Temporomandibular joint disease, or TMJD, is a very common disorder that affects millions of people in this country. The most common symptoms are ear pain and headaches. Other less common symptoms that are described are ringing, buzzing, ear fullness, sound sensitivity, popping and clicking. A paper published in April, 2008 issue of Archives of Otolaryngology - Head & Neck Surgery described a relatively high incidence of theses "aural" symptom in patients seen in an academic TMJ clinic. They reiterate and agree with other authors' hypothesis that local inflammation of the jaw joint, due to it's proximity to the ear structures, can aggravate all these problems. In the end, no one really knows why these symptoms occur. As in all scientific papers, they can only show association, but never prove cause and effect.

Let me propose one possible cause for these effects: People with sleep-breathing disorders (obstructive sleep apnea and upper airway resistance syndrome) all have various degrees of nasal inflammation with ear and sinus pressure problems, TMJD, and headaches. If you have nasal inflammation with partial blockage of the tube that connects the back of the nose to the middle ear (Eustachian tube), then you can imagine that you may feel ear fullness, hearing loss, popping or clicking. If your senses are heightened due to a physiologic stress response due to inefficient breathing during sleep, then you can hear noises in your ear or be sensitive to certain sounds or voices. Neurologic stimulation of the various structures can aggravate jaw muscle stimulation and spasm, or even ear or sinus fullness. This is similar to what occurs in a migraine attack. Various papers have suggested that a migraine attack can occur in any part of the body that has nerve endings, so in theory you can have a "migraine" attack anywhere in your body.

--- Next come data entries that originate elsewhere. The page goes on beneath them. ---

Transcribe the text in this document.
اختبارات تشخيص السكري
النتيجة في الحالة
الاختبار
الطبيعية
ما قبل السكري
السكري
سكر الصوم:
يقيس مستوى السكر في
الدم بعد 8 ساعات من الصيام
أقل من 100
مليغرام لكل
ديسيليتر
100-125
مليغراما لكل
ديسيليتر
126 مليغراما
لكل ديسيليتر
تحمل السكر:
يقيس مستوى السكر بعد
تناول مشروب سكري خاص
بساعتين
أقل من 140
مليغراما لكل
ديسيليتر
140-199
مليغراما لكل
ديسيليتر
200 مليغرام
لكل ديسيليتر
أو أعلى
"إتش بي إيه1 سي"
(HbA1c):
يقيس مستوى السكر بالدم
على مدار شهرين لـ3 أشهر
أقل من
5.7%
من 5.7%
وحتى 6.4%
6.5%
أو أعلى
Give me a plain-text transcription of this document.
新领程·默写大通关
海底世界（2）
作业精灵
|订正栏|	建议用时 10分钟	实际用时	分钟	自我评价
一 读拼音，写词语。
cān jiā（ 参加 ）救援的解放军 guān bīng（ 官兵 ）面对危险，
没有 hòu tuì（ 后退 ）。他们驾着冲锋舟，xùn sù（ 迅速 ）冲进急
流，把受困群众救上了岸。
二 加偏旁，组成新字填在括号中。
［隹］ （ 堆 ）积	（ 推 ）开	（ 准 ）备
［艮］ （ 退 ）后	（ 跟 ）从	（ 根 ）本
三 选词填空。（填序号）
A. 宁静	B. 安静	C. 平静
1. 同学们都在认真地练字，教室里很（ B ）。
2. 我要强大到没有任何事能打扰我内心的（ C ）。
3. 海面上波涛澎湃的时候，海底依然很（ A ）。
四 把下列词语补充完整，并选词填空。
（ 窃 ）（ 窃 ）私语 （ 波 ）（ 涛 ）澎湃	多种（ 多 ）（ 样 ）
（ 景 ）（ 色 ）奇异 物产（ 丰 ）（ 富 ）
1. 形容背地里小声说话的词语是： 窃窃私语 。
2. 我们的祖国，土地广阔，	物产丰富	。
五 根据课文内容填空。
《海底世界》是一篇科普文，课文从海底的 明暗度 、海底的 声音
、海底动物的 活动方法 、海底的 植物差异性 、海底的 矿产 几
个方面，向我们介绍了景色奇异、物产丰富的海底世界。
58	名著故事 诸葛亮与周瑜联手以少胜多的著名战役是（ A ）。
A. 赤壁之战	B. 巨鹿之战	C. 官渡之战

This is one of many papers that describe observations between one specific condition and it's symptoms. Their findings and observations are accurate, but when viewed from the more holistic perspective of the sleep-breathing paradigm, you may be able to make sense of all of these various interpretations all that much more. After all, there's really no point in looking at all this research without having an overall perspective to interpret it from.

1 comment:

Becky (R.L.) Coffield said...

I completely understand the issues regarding sleep deprivation/disturbance and TMJ Disorder. Having had a terrible bout of TMJD, I am mostly in recovery, but still watch what I eat...for example, apples must be sliced, no corn on the cob, etc. What was most discouraging was how long it took for my condition to be accurately diagnosed. I was sent from doctor to doctor, from EMT's to allergists. Ultimately I figured out, through my own research, that I had TMJ Disorder. After a great deal of research and interviewing scores of people I came to realize that this condition is extremely wide spread. Most cases of TMJD do resolve on their own, however, given TIME and a SOFTER DIET. It is positively SCANDALOUS what some dentists/doctors have done to people with this condition that has caused irreversible damage. Inspired by other sufferers, I came up with an EASY-TO-COOK, EASY-TO-CHEW cookbook for people suffering from TMJD or in recovery. "You Can Conquer TMJ: Ideas and Recipes" is slowly being accepted as a healthful, natural way to come to terms with this disorder and is now being recommended by some dentists who aren't in a big rush to make up mouth guards. This extent of this disorder is grossly underestimated. The pain and resulting depression from it are enormous.